社内恋愛のススメ
オンとオフの使い分けが、上手いタイプなんだろう。
私の前じゃ、ふざけてばっかりだけど。
私は、きっと除外される。
そんなに仕事が出来る方でもないし、部長も私を頼りにはしていないだろうし。
そんなことを考えていた、その時、ふいに腕を強く引かれた。
グイッと、思いの外、強く引かれる腕。
体が傾く。
後ろへと、ガクンとバランスを崩してしまう。
「………っ。」
振り返れば、そこにあるのは長友くんの顔。
ちょっとだけ呆れた様に眉を下げた、長友くんの顔。
長友くんの顔を見た瞬間、私の胸が切ない音を立てて軋んだ。
「有沢。

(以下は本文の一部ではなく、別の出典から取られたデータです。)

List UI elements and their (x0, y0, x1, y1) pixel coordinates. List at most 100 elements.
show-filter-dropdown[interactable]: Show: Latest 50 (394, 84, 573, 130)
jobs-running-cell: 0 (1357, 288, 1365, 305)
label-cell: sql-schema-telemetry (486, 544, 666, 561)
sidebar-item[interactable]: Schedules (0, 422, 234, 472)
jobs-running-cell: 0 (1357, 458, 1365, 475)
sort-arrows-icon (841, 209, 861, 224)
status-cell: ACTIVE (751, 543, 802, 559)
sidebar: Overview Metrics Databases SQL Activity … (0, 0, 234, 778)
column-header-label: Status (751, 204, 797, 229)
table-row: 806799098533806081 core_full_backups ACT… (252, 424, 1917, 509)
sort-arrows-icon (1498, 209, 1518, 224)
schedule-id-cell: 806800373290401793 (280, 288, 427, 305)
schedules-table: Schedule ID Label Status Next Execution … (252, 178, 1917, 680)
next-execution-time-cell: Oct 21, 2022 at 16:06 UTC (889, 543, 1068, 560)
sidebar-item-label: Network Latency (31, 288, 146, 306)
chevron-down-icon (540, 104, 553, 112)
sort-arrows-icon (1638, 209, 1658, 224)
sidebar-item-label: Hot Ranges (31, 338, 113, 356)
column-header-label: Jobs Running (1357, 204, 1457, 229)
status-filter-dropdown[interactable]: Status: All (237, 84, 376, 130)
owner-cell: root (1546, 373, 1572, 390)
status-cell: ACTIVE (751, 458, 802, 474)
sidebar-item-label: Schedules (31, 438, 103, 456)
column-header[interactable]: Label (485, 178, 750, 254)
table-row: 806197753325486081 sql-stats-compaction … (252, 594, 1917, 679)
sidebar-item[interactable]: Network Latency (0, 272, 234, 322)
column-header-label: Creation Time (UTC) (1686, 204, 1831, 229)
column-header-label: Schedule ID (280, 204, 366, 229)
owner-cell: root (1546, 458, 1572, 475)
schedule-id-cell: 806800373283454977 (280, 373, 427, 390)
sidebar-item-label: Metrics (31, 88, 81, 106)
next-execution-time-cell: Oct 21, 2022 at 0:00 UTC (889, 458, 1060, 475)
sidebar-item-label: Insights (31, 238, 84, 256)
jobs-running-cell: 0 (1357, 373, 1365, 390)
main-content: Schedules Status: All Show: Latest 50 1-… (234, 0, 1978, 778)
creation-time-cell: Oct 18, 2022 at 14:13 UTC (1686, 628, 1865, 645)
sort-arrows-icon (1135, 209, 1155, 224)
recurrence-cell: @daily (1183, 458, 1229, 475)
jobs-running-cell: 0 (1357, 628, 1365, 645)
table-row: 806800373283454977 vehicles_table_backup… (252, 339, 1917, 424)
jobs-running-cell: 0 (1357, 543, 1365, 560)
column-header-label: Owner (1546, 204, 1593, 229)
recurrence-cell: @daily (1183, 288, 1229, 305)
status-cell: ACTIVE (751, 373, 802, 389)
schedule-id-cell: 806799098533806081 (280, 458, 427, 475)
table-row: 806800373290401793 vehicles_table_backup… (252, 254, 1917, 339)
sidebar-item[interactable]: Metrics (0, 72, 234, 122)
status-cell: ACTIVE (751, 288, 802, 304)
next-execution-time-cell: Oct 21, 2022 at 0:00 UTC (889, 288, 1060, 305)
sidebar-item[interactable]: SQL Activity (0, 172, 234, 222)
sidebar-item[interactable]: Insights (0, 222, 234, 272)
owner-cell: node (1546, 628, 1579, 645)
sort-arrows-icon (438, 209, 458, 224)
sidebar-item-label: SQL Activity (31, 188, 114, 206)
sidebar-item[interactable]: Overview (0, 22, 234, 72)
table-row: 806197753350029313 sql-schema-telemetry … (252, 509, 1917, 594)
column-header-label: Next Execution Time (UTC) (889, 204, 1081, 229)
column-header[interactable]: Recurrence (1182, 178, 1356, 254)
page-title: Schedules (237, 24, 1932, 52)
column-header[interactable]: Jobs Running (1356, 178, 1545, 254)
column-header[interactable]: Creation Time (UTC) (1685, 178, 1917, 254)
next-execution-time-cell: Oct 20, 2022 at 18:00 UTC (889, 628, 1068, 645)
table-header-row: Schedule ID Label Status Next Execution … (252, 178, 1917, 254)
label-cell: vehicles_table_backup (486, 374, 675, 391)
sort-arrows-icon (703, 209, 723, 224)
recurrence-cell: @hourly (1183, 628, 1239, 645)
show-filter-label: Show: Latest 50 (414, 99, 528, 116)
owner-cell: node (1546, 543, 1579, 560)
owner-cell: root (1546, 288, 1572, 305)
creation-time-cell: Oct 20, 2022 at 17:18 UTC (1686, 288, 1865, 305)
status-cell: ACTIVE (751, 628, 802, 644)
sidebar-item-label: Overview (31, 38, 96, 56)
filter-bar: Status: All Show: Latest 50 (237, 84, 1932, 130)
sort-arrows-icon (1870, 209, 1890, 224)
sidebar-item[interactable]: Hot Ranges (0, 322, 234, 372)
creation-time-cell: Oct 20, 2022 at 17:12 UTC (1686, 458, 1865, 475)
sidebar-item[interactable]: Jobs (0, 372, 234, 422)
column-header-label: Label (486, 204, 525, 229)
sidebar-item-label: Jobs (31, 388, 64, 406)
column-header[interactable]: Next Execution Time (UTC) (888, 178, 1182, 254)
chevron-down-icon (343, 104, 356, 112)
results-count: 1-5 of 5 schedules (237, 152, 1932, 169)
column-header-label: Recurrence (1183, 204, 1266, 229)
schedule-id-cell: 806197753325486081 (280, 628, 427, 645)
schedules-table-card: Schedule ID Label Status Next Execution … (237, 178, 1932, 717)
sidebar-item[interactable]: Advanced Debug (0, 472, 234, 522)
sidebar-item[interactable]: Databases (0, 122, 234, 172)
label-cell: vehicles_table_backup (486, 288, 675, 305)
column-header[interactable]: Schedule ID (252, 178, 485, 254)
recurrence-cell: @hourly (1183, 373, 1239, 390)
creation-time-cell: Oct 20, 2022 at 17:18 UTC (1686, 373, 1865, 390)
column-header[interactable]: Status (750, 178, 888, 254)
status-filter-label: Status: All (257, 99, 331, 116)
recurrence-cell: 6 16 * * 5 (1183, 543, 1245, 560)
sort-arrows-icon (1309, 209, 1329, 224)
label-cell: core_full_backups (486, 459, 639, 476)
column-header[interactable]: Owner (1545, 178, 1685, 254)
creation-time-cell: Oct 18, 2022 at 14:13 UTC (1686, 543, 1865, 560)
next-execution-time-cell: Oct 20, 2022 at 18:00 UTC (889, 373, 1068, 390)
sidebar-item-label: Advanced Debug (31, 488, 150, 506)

」
「………長友くん、何か用?」
動揺を悟られない様に、わざと冷たく返す。
そうでもしなければ、きっと溢れてしまう。
認めたくない感情が、顔にまで出てしまいそうだったから。
知られたくない。
こんなの、知られたくない。
揺れ動く自分なんて、認めたくない。
男と別れて、まだそれほど時間も経っていないというのに。
すぐにフラッとして、別の男に心を持っていかれている。
長友くんに、そう思われたくない。
軽い女だって、思われたくない。
長友くんなのに。
長友くん相手なのに。
長友くんはただの同僚なのに、そう思われるのが嫌だったんだ。